Le déni de reconnaissance
La fuite en avant, la loi du plus fort, la montée de la haine contre le religieux islamique sont flagrantes. Jamais l'islamophobie et le sionisme extrémiste n'ont atteint un tel degré d'arrogance et de mainmise sur les courroies de désinformation et de décisions dans le monde. Cependant, ces dogmatiques auraient tort de pavoiser, car la course vers l'abîme est suicidaire. L'injustice ne peut durer. Après la guerre de l'hiver 2009 contre Ghaza, la Palestine occupée, symbole de l'injustice, semble oubliée, mais sa juste cause triomphera un jour.

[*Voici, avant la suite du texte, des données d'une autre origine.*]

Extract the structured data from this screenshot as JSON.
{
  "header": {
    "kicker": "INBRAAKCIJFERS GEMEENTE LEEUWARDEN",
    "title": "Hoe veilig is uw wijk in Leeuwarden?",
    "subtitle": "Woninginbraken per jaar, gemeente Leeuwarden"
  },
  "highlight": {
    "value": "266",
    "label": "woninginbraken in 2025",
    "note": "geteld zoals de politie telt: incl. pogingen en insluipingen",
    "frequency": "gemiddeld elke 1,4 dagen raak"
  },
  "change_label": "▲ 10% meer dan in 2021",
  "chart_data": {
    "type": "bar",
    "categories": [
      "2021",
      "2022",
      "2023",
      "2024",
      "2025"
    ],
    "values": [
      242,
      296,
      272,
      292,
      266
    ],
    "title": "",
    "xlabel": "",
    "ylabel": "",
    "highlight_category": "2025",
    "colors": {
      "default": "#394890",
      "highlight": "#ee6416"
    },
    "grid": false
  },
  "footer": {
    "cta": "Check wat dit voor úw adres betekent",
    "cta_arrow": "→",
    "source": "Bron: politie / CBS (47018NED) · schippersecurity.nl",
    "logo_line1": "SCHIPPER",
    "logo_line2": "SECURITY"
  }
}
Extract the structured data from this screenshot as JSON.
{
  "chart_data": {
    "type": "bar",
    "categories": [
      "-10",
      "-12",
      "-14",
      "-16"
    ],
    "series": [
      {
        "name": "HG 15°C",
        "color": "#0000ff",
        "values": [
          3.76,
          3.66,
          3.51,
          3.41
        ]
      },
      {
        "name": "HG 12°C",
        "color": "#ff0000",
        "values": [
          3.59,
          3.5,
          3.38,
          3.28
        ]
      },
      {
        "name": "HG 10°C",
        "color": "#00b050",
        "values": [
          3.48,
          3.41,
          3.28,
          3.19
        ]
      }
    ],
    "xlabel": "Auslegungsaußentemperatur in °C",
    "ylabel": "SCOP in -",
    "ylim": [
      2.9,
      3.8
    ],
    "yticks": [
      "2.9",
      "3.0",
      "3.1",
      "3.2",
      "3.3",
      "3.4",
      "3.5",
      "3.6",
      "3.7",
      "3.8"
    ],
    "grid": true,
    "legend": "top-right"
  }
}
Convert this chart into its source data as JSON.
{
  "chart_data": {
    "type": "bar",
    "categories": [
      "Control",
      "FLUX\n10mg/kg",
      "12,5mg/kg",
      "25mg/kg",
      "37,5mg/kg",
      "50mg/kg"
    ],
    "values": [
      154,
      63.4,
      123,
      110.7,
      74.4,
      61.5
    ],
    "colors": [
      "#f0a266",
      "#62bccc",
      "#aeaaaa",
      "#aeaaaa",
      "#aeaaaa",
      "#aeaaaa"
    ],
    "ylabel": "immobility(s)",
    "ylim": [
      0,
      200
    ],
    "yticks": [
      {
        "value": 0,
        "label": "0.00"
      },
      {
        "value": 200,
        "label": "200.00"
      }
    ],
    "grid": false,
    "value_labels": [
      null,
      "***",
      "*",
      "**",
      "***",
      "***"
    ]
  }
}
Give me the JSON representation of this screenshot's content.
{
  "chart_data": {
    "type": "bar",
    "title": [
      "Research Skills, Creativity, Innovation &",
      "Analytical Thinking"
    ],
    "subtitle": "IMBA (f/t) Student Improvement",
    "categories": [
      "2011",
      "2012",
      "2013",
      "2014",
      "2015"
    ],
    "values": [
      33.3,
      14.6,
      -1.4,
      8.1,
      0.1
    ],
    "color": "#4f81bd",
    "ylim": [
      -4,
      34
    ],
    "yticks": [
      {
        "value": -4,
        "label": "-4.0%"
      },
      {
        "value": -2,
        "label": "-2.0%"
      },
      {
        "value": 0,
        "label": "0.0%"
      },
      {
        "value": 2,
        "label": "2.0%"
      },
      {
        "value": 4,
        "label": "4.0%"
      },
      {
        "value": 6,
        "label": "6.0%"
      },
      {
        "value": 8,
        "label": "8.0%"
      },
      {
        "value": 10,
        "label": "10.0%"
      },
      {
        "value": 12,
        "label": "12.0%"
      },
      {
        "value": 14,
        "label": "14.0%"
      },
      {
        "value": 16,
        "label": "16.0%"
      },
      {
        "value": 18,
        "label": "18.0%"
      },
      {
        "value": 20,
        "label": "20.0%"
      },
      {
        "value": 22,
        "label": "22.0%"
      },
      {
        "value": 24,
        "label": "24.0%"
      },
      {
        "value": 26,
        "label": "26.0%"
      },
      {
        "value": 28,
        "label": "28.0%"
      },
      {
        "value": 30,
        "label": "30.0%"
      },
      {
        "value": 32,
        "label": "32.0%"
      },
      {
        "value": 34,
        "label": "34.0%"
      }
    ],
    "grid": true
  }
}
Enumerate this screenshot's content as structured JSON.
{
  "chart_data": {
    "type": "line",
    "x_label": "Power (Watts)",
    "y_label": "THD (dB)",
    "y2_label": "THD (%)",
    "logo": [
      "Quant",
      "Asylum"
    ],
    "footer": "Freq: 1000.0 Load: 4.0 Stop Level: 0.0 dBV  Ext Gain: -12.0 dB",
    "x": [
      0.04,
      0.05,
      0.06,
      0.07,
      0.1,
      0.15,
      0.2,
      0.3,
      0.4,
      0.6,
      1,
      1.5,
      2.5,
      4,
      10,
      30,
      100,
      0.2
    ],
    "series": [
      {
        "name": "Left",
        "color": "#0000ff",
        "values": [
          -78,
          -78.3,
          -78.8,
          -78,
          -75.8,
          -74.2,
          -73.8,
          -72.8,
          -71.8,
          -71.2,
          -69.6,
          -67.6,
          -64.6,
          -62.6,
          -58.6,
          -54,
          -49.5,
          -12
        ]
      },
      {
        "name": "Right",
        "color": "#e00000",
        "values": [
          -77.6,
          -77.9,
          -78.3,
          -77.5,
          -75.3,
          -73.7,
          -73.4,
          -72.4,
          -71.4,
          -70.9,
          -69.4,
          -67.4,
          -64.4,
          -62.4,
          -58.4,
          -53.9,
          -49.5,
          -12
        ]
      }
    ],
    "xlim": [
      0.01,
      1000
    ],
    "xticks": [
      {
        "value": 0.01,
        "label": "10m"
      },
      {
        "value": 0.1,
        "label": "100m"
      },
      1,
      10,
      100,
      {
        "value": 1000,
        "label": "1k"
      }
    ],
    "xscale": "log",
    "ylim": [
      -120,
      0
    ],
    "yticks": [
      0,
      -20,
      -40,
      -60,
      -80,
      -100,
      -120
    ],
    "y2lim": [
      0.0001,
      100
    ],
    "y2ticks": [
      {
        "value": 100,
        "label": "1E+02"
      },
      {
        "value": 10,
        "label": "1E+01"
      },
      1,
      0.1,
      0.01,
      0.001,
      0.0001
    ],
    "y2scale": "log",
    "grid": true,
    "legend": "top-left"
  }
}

La propagande sioniste extrémiste est au zénith, avec un gouvernement d'extrême droite, de type néonazi, profitant de la faiblesse du Monde rabe et de la crise mondiale, pour faire diversion. L'opinion internationale est soumise au matraquage qui met l'accent sur le «nouvel ennemi»: l'Arabe, le musulman, l'Iranien, le Turc. La notion «d'islamophobie» n'est pas un abus de langage produit par les fondamentalistes, c'est l'expression d'une stratégie antimusulmane ancienne au coeur des visées hégémonistes.
Tout est utilisé pour réduire l'image du musulman, jusqu'à nier l'influence de la culture arabe sur la culture ou s'alarmer de manière hypocrite de pseudo- conséquences migratoires et d'hypothétiques dangers «islamistes» au moindre événement en rive Sud. Des intellectuels révisionnistes, des politiciens immoraux, néoconservateurs et des médias de l'abjection délirent en permanence. L'Occident s'approprie des valeurs et les réfute pour autrui. Il fait croire que les musulmans sont inaptes à, l'universel, à la démocratie et à la rationalité. Cette contre-vérité a fonctionné. Elle ne peut pourtant, faire oublier que la civilisation arabo-musulmane fut lumineuse. L'Islam a libéré les êtres de partout, réalisé de manière incomparable une société du droit à la différence et les savants musulmans ont fécondé les apports des autres cultures et élevèrent la condition humaine par leur génie propre, ouvert aux dialogue des cultures. Cela a permis une civilisation sans pareille et donna de la hauteur aux acquis scientifiques, à commencer par le travail de la mathématique. Le rationnel en Islam ne s'oppose pas au mystère, à l'invisible, ni à l'infini, il s'en inspire et traite de ces dimensions, afin de tenir compte de ce qui est au-delà, ce qui relève des incertitudes et de ce qui n'est pas donné d'avance. La langue arabe, à la richesse incomparable, est celle de l'abstraction et des nuances à l'infini. Avec la révélation coranique elle a atteint sa prodigieuse maturité. Elle a non seulement transmis la pensée grecque, les cultures perse, byzantine, indienne et autres mais elle les a redéployées, développées et fait fructifier. Les progrès obtenus, sur la base de l'impulsion coranique et prophétique, ont permis la civilisation totale et équilibrée, trajectoire qui fut pervertie par la rupture entre raison et foi, les coups de boutoir du dogmatisme d'autres religions, du libéralisme sauvage et de la raison instrumentale.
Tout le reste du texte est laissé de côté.